His moral attitude is also far removed from that of ordinary ancient Epicureanism or of modern materialism. Though he acknowledges pleasure to be the law of life, yet he is far from regarding its attainment as the end of life. What man needs is not enjoyment, but “peace and a pure heart.” The victory to be won by man is the triumph over fear, ambition, passion, luxury. With the conquest over these nature herself supplies all that is needed for happiness. Self-control and renunciation are the lessons which he preaches.

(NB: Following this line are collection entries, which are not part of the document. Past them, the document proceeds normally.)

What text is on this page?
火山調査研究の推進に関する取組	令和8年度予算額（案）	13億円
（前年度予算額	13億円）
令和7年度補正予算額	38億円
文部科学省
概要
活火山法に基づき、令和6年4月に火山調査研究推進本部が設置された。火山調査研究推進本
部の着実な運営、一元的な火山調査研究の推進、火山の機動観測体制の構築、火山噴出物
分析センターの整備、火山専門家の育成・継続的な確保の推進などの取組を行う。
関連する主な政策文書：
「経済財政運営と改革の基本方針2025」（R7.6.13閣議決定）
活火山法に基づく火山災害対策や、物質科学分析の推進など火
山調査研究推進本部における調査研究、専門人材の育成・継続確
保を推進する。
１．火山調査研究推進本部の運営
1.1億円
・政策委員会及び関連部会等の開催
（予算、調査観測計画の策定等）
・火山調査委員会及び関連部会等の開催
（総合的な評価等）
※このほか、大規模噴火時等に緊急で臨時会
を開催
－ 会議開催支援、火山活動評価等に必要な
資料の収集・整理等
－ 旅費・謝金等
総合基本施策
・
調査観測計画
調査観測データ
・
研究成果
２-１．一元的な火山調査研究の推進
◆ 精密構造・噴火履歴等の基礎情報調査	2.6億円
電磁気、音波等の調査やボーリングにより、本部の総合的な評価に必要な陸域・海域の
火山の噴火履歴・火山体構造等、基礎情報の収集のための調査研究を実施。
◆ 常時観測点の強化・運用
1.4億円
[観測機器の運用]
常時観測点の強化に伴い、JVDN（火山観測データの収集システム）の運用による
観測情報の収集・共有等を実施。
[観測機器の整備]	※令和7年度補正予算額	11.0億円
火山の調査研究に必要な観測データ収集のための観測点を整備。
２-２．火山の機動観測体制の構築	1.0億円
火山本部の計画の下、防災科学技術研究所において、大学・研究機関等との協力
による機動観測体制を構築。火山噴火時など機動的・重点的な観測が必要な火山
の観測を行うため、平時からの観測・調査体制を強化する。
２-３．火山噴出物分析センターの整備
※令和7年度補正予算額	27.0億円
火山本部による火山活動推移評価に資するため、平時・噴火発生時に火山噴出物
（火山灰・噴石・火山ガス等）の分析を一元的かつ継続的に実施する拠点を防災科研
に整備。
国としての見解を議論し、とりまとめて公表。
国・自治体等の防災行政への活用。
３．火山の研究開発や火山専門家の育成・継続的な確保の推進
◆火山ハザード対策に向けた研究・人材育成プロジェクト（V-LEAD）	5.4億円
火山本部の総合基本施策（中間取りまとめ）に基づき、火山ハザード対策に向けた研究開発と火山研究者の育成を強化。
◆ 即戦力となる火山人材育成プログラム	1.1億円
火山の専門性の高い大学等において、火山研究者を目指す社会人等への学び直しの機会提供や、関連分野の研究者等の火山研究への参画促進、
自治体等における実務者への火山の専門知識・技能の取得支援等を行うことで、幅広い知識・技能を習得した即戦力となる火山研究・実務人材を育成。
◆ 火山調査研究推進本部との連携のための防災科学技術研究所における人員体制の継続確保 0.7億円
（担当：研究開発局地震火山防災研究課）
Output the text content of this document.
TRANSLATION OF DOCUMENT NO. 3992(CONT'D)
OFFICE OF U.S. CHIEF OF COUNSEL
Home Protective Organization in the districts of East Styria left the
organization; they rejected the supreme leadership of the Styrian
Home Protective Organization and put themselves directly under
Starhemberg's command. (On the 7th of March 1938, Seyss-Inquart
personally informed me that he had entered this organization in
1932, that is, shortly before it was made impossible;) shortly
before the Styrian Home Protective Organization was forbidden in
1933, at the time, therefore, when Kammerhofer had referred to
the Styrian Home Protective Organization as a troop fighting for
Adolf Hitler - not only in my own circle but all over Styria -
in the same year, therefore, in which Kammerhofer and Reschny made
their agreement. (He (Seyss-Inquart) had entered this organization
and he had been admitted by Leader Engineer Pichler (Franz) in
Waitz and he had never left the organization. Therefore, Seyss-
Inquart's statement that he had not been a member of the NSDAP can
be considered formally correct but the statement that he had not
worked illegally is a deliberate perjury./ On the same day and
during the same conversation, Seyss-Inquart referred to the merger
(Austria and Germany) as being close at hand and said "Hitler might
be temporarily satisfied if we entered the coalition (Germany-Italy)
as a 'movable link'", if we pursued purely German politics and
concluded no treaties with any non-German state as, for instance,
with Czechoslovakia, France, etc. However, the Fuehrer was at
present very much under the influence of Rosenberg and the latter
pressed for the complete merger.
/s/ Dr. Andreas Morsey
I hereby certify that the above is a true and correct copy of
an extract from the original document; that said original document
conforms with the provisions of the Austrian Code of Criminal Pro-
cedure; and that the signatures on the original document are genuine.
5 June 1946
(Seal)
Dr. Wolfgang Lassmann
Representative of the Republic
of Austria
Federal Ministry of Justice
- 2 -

It has been doubted whether Cicero,[1] in his short criticism in the letter already referred to, concedes to Lucretius both the gifts of genius and the accomplishment of art or only one of them. Readers of a later time, who could compare his work with the finished works of the Augustan age, would certainly disparage his art rather than his power. But with Cicero it was different. He greatly admired, or professed to admire, the genius of the early Roman poets, while he shows indifference to the poetical genius of his younger contemporaries. Yet he could not have been insensible to the immense superiority in rhythmical smoothness which the hexameter of Lucretius has over that of Ennius and Lucilius. And no reader of Lucretius can doubt that he attached the greatest importance to artistic execution, and that he took a great pleasure, not only in “the long roll of his hexameter,” but also in producing the effects of alliteration, assonance, &c., which are so marked a peculiarity in the style of Plautus and the earlier Roman poets. He allows his taste for these tricks of style to degenerate into mannerism. And this is the only drawback to the impression of absolute spontaneity which his style produces. He was unfortunate in living before the natural rudeness of Latin art had been successfully grappled with. His only important precursors in serious poetry were Ennius and Lucilius, and, though he derived from the first of these an impulse to shape the Latin tongue into a fitting vehicle for the expression of elevated emotion and imaginative conception, he could find in neither a guide to follow in the task he set before himself. The difficulty and novelty of his task enhances our sense of his power. His finest passages are thus characterized by a freshness of feeling and enthusiasm of discovery. But the result of these conditions and of his own inadequate conception of the proper limits of his art is that his best poetry is clogged with a great mass of alien matter, which no treatment in the world could have made poetically endurable.